Главное то, что я вновь ощутил себя полноценным оперирующим хирургом, которому не мешают оперировать и отвлекаться на разного рода ерунду. Я прекрасно отношусь к военным хирургам, особенно к тем, кто на передовой спасает раненых на острие атаки. К операционным и палатным сестрам, на своих хрупких плечах выносящих большую часть тяжелой кровавой работы хирургии. Была бы шляпа, снял бы.
Но речь в моей книге шла не о них. Что говорить о боевых хирургах и добросовестных сестрах? О них и так многое сказано, могу от себя добавить, что они Молодцы. Да, именно, с большой буквы. А как быть, кто не в действующей армии, кто вынужден заниматься перебиранием бумажек и протиранием штанов на бесчисленных ППР?

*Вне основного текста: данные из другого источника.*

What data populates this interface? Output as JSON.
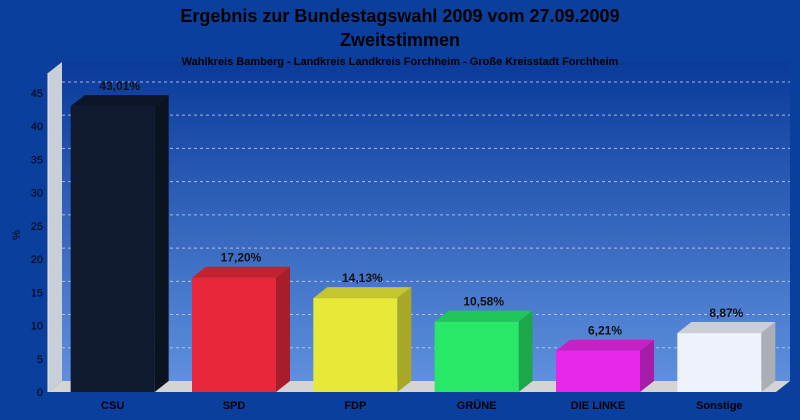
{
  "chart_data": {
    "type": "bar",
    "title": "Ergebnis zur Bundestagswahl 2009 vom 27.09.2009",
    "title_line2": "Zweitstimmen",
    "subtitle": "Wahlkreis Bamberg - Landkreis Landkreis Forchheim - Große Kreisstadt Forchheim",
    "xlabel": "",
    "ylabel": "%",
    "ylim": [
      0,
      48
    ],
    "yticks": [
      0,
      5,
      10,
      15,
      20,
      25,
      30,
      35,
      40,
      45
    ],
    "grid": true,
    "categories": [
      "CSU",
      "SPD",
      "FDP",
      "GRÜNE",
      "DIE LINKE",
      "Sonstige"
    ],
    "values": [
      43.01,
      17.2,
      14.13,
      10.58,
      6.21,
      8.87
    ],
    "value_labels": [
      "43,01%",
      "17,20%",
      "14,13%",
      "10,58%",
      "6,21%",
      "8,87%"
    ],
    "colors": [
      "#0f1a2e",
      "#e8283a",
      "#e8e838",
      "#28e868",
      "#e828e8",
      "#eef2fb"
    ],
    "background": "#0a3f9e"
  }
}
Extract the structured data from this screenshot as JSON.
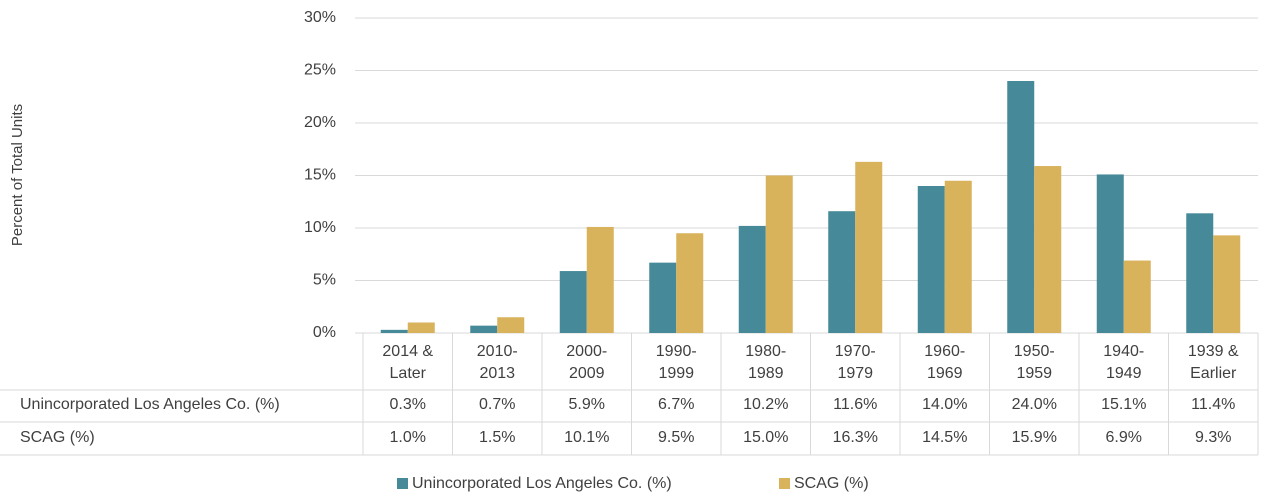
{
  "chart_data": {
    "type": "bar",
    "y_label": "Percent of Total Units",
    "categories": [
      [
        "2014 &",
        "Later"
      ],
      [
        "2010-",
        "2013"
      ],
      [
        "2000-",
        "2009"
      ],
      [
        "1990-",
        "1999"
      ],
      [
        "1980-",
        "1989"
      ],
      [
        "1970-",
        "1979"
      ],
      [
        "1960-",
        "1969"
      ],
      [
        "1950-",
        "1959"
      ],
      [
        "1940-",
        "1949"
      ],
      [
        "1939 &",
        "Earlier"
      ]
    ],
    "series": [
      {
        "name": "Unincorporated Los Angeles Co. (%)",
        "color": "#468a99",
        "values": [
          0.3,
          0.7,
          5.9,
          6.7,
          10.2,
          11.6,
          14.0,
          24.0,
          15.1,
          11.4
        ],
        "value_labels": [
          "0.3%",
          "0.7%",
          "5.9%",
          "6.7%",
          "10.2%",
          "11.6%",
          "14.0%",
          "24.0%",
          "15.1%",
          "11.4%"
        ]
      },
      {
        "name": "SCAG (%)",
        "color": "#d9b25c",
        "values": [
          1.0,
          1.5,
          10.1,
          9.5,
          15.0,
          16.3,
          14.5,
          15.9,
          6.9,
          9.3
        ],
        "value_labels": [
          "1.0%",
          "1.5%",
          "10.1%",
          "9.5%",
          "15.0%",
          "16.3%",
          "14.5%",
          "15.9%",
          "6.9%",
          "9.3%"
        ]
      }
    ],
    "ylim": [
      0,
      30
    ],
    "yticks": [
      {
        "value": 0,
        "label": "0%"
      },
      {
        "value": 5,
        "label": "5%"
      },
      {
        "value": 10,
        "label": "10%"
      },
      {
        "value": 15,
        "label": "15%"
      },
      {
        "value": 20,
        "label": "20%"
      },
      {
        "value": 25,
        "label": "25%"
      },
      {
        "value": 30,
        "label": "30%"
      }
    ],
    "grid": true,
    "legend": "bottom",
    "data_table": true
  }
}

Я прекрасно понимаю, что, когда армия не воюет, она начинает разлагаться. И вот чтоб ее чем-то занять, лучше способа, чем игра в войнушку на бумаге, и не придумаешь. Но, господа хорошие, а как быть с теми врачами, кто пороху не нюхал? Кому не повезло оказаться там, где стреляют? Как им учиться мастерству надлежащим образом? Та подготовка, по крайней мере, что встречал лично, это издевательство. Ну скажите, пожалуйста, что это за хирург, который за год интернатуры не сделал, ни одной самостоятельной операции? Как он будет служить дальше? А ведь ему же в войска ехать, на корабли идти. Туда, где кроме него, возможно, других хирургов и нет.